While preparing for my work to begin as Audio Mixer on the short film, "Classifieds", I have been given the opportunity to work as an Audio Mixer on the feature film, "Certainly Never". The film already began production with another sound guy, but he became unavailable for a few weeks of production, and that's where I stepped in. Shooting began July 24th for this film, however, yesterday, August 8th, was my first day on set. Since I am not the only mixer on this project, I get some good time off in between shoots which allows me to continue working on "Classifieds" and bring more experience to both film sets.
"Certainly Never" is a romantic dramedy written and directed by Matt Phillion, with Jonathan "Jay" Salvo as DP; they can be looked up on IMDb.com. This is my first feature on crew, which is exciting, but also puts more pressure on me. Our first day of filming was difficult for me for many reasons; not just because it was my first day on set of a film that already began production with people whom I've never met, but also, it was using equipment I've never used, and I had to handle a lot (Boom pole/shotgun, Mixer, AND recorder). Carrying and trying to make sure all three are doing good was very difficult. But on top of all of that, everything we filmed on that day was filmed on the rooftop of a 6 story building in Boston with two AC compressors blasting a loud humming sound. I called my good sound buddy/mentor Aaron Miller before the shoot, asking for advice and he basically said "You're screwed. It's not your fault, it's their fault for choosing that horrible location. There's nothing you can do about it." So on the first day working with these people, I wanted to impress, but it seemed impossible with the fact being no matter how good I am, my product is going to suck, in fact, they may be planning on doing ADR and not even using my product before even making it. This actually took some pressure off of me.
The equipment I used was a Shure FP33 Mixer, a Marantz PMD661 recorder (We use a 671 at Quinnipiac, I believe, which is older) and an Azden SGM-1X shotgun with zeppelin. The recorder was real simple to use, and shotguns are shotguns, but the Mixer gave me problems when we were testing. The Monitor switch was on the wrong setting, and I did not remember which setting it was supposed to be on, which would not let me get levels or hear anything; this did not look good for me as this large problem was my first impression at work.

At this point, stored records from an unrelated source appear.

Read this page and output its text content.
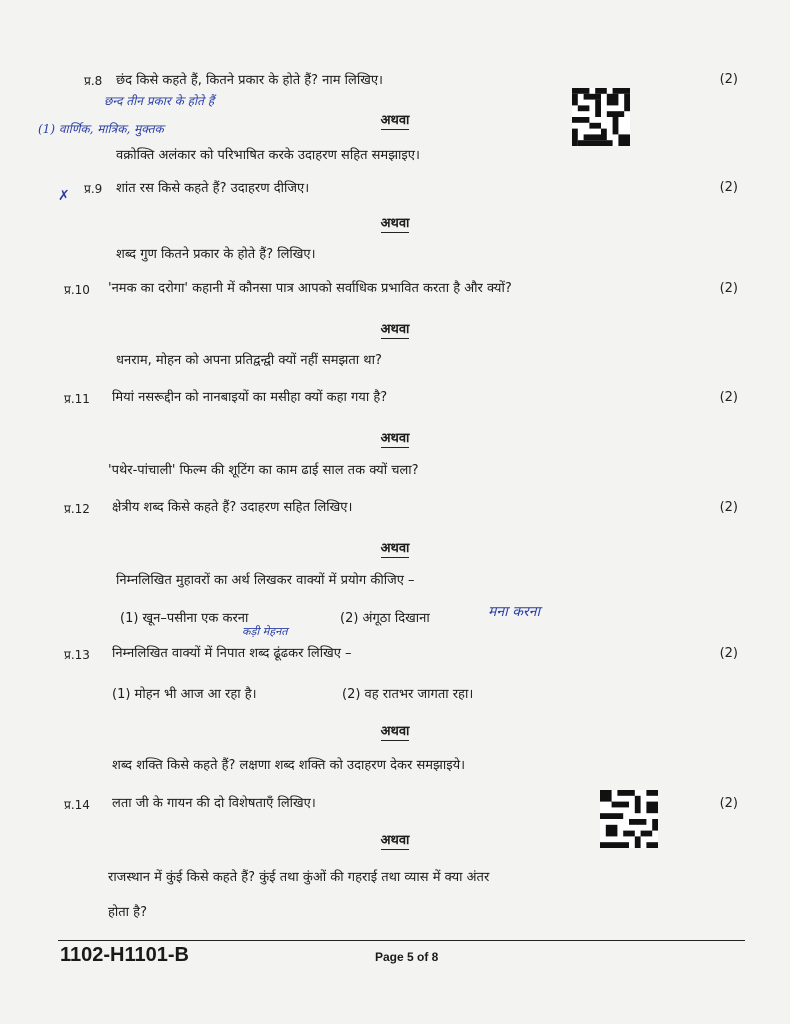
प्र.8 छंद किसे कहते हैं, कितने प्रकार के होते हैं? नाम लिखिए।	(2)
छन्द तीन प्रकार के होते हैं
अथवा
(1) वार्णिक, मात्रिक, मुक्तक
वक्रोक्ति अलंकार को परिभाषित करके उदाहरण सहित समझाइए।
✗ प्र.9 शांत रस किसे कहते हैं? उदाहरण दीजिए।	(2)
अथवा
शब्द गुण कितने प्रकार के होते हैं? लिखिए।
प्र.10 'नमक का दरोगा' कहानी में कौनसा पात्र आपको सर्वाधिक प्रभावित करता है और क्यों?	(2)
अथवा
धनराम, मोहन को अपना प्रतिद्वन्द्वी क्यों नहीं समझता था?
प्र.11 मियां नसरूद्दीन को नानबाइयों का मसीहा क्यों कहा गया है?	(2)
अथवा
'पथेर-पांचाली' फिल्म की शूटिंग का काम ढाई साल तक क्यों चला?
प्र.12 क्षेत्रीय शब्द किसे कहते हैं? उदाहरण सहित लिखिए।	(2)
अथवा
निम्नलिखित मुहावरों का अर्थ लिखकर वाक्यों में प्रयोग कीजिए –
(1) खून–पसीना एक करना	(2) अंगूठा दिखाना	मना करना
कड़ी मेहनत
प्र.13 निम्नलिखित वाक्यों में निपात शब्द ढूंढकर लिखिए –	(2)
(1) मोहन भी आज आ रहा है।	(2) वह रातभर जागता रहा।
अथवा
शब्द शक्ति किसे कहते हैं? लक्षणा शब्द शक्ति को उदाहरण देकर समझाइये।
प्र.14 लता जी के गायन की दो विशेषताएँ लिखिए।	(2)
अथवा
राजस्थान में कुंई किसे कहते हैं? कुंई तथा कुंओं की गहराई तथा व्यास में क्या अंतर
होता है?
1102-H1101-B	Page 5 of 8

Once we got it going, it was all downhill from there, no problems during the shoot really, other than my hatred for the uncomfortable boom pole. I did not see a brand or model name on the pool, but I have never used one like it before; it did not telescope, rather it bent into a more convenient shape, which was nice, but it could only be about 5' 5" long which is extremely short for longest extension (I've never heard of a boom pole not extending further than 8') also, it cannot go any shorter (4' is a nice minimum length for storage reasons). This boom pole was short and surprisingly heavy. Resting this things on the back of your neck and shoulders puts a number on you throughout the day and production, so boom poles are built out of light materials to reduce stress. This was not, this was bulky and short. My boom pole weighs about 2 pounds. I can hold a 1 pound weight with my pinky and after maybe 10 seconds, it starts feeling heavy. With my boom pole which weighs twice as much, if I extend it all the way, 9 feet, and hold it with my pinky, it is almost of if I am holding absolutely nothing, because of it's length, it does not put too much weight/stress on one area, making it more comfortable for boom operators. I brought my own boom pole which I built a few weeks ago but we had to use the Zeppelin with our location and the Zeppelin only fits on its shock mount which does not fit on my boom pole. My shock mount cannot hold a Zeppelin. So, I wish I could have used my boom pole for comfort, but it was not a choice, therefore, I have never been so sore after just one day of shooting.